3 November 2013

Finally: Fyuuuhhhh (2)



Pagi itu saya menemukan ekspresi yang sangat aneh di wajah Putra, suami saya. Sehari sebelumnya dia demam panas. Wajahnya sedikit pucat. Sebab memang hari Jumat itu, tanggal 31 Oktober, Abah saya akan datang untuk melancarkan proses pernikahan kami. Tentunya kami membutuhkannya sebagai wali. Putra dilanda cemas. Dia bingung karena sebelumnya belum pernah berhadapan dengan situasi yang seperti ini. Ya ini memang pernikahan kami untuk pertama kalinya. Semoga untuk yang terakhir juga.

Dia demam dan terbaring begitu saja di tempat tidur. Sehari sebelumnya lagi saya yang masuk angin dan muntah-muntah. Tetapi sepertinya karena memang saya telat makan sehingga membuat perut saya kosong dan diisi angin. Kepala pusing dan migrain melanda saya berjam-jam. Sampai malam. Malamnya lebih aneh lagi. Saya bertemu dengan 'Dia yang Cantik'. Pukul 2 dini hari. Suasana yang cukup menyeramkan dan banyak yang mengatakan barangkali itu adalah roh Putri Junjung Buih.

Wajar saja semua orang mengatakan demikian sebab kami berdua memiliki darah Banjar yang mengalir di dalam tubuh kami. Jadi darah Banjar yang saya dapatkan dari Abah akan terus mengalir ke anak cucu kami nantinya.

Putra pagi itu sudah mandi pagi-pagi. Setelah saya mandi dia juga segera mandi. Wajahnya masih aneh meskipun dia tak lagi demam sebab sudah bertemu dengan Abah dan melihat betapa ramahnya orang tua saya. Dia lumayan tenang setelah bertemu dan berkenalan dengan Abah. Cukup siap untuk menghadapi tantangan selanjutnya. Akad nikah. Mengucapkan ijab kabul. Meresmikan hubungan kami ke jenjang yang lebih tinggi. Suami istri.
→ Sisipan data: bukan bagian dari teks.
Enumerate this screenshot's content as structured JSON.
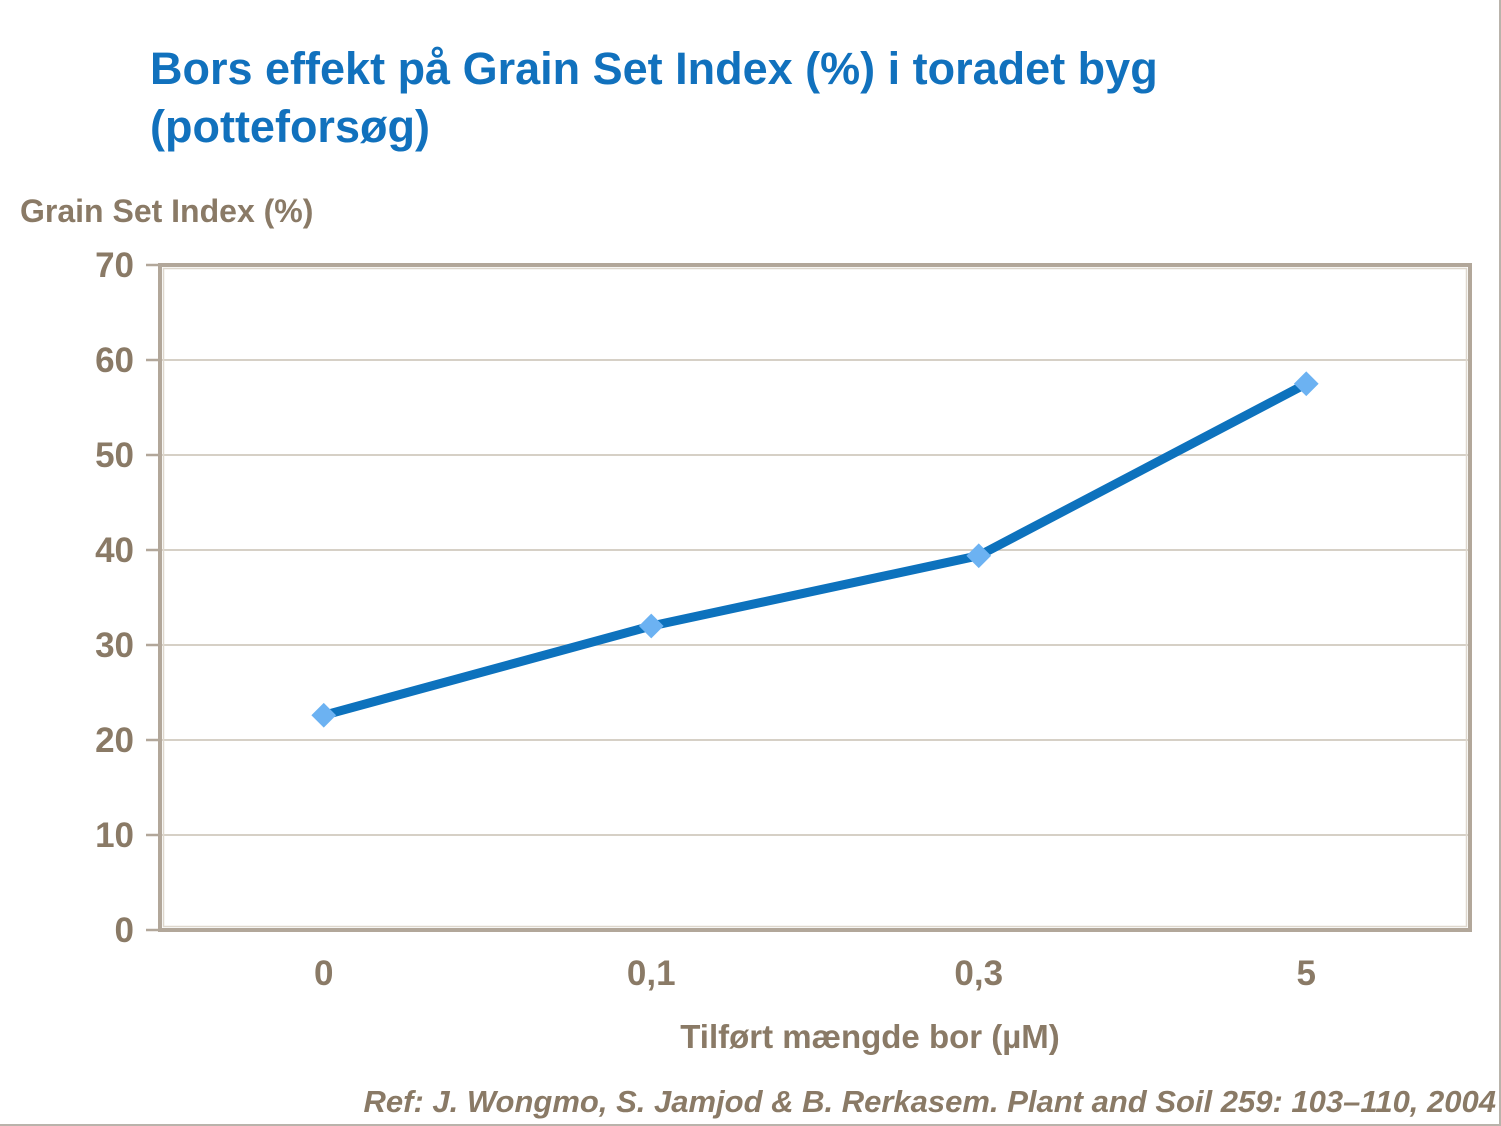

Dia mengenakan setelan berwarna biru. Sedangkan saya mengenakan kebaya Melayu kreasi dengan banyak sekali pernak-perniknya. Termasuk Jamang. Sakit sekali rasanya kepala saya yang memang beberapa hari yang lalu sempat terserang migrain. Saat menuliskan ini saya sudah lebih tenang dan kepala saya tidak sepusing kemarin. Apalagi sekarang saya makannya lebih teratur tidak seperti kemarin yang sempat telat makan dikarenakan sibuk akad nikah dan berdandan. Sampai lupa makan pagi. Jadinya masuk angin juga. Beruntung tubuh saya cukup kuat menahan beban menerima tamu resepsi hingga selesai.